SHIs should take care when structuring their professional teams to avoid duplication
of fees on the one hand, and gaps in responsibility on the other. This is especially
true of two key positions on project teams, namely the principal agent (PA) and
the project manager (PM). The PA is the leader of the professional design team and
takes prime responsibility for administering the building contract, assisted by the
various other professional consultants in terms of their appointments and briefs. The
PA does not necessarily provide overall project management. The project manager
is responsible for the overall management of the project or contract.

The conventional method is to appoint one of the members of the professional


team as the principal agent, with the employer (SHI) providing the overall project
management, which is the responsibility of the in-house development manager or
an external professional project manager. The position or function of principal agent
is to create the building contract, and as such speaks to “project management” only
of matters pertaining to the building contract itself. It does not include the many
additional project development functions such as managing stakeholder involvement,
co-ordinating and “chasing” parties involved in assembling and securing land, project
funding, etc. for which the employer (the SHI) must still take responsibility.

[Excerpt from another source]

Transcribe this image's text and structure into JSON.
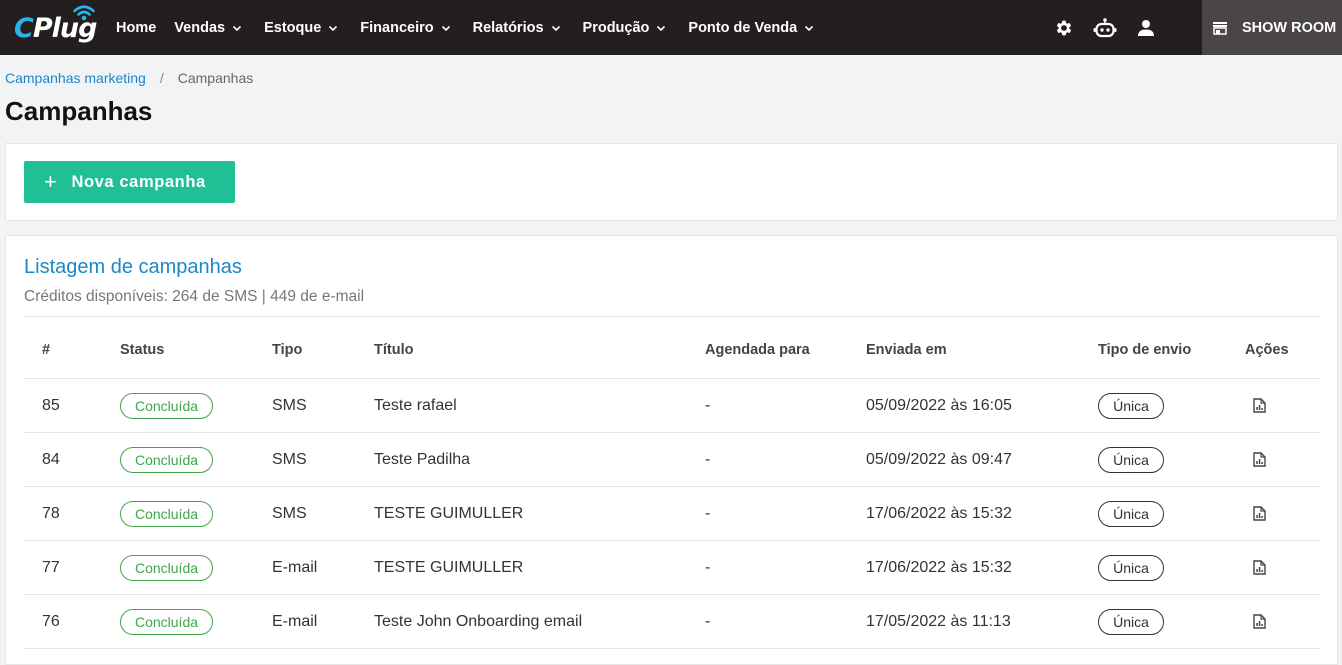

The roles and responsibilities of the PA and the PM must be clearly spelt out in the
different briefs and agreements. The customary way is for the PM to take on the
additional role of PA, or else have an overall PM, with the PA directly in charge of
building operations, and reporting to the PM on aspects pertaining to the building
contract. The PA would, for example, exercise cost control on the building contract,
with the PM assuming overall responsibility for cost control and reporting on all
aspects of the project. The PA’s building contract cost report would then be an input
into the PM’s overall project cost report. Special attention must be paid, however, to
the “grey” areas where responsibilities could be seen to overlap. This could lead to
important issues being neglected because the one party thinks the other is looking
after them. For instance, it should be made clear who is responsible for making
sure the boundary pegs of the property are in place prior to site handover, who
is responsible for chasing up service connections, and whose responsibility it is to
ensure that occupation and compliance certificates are obtained.

The principal agent can be any of the professionals on the team and there are two
streams of thought:
1. Architect as principal agent
As the main design agent and leader of the design team, it makes sense to
appoint the architect as principal agent because he or she has the best overall
grasp of the required end product, and best understands what is expected from
each member of the team.
2. QS as principal agent
It makes sense to appoint the QS as principal agent because he or she controls
the purse strings, has a better knowledge of contractual matters, and is generally
better at routine paperwork and administration than the more “creatively-
minded” architect.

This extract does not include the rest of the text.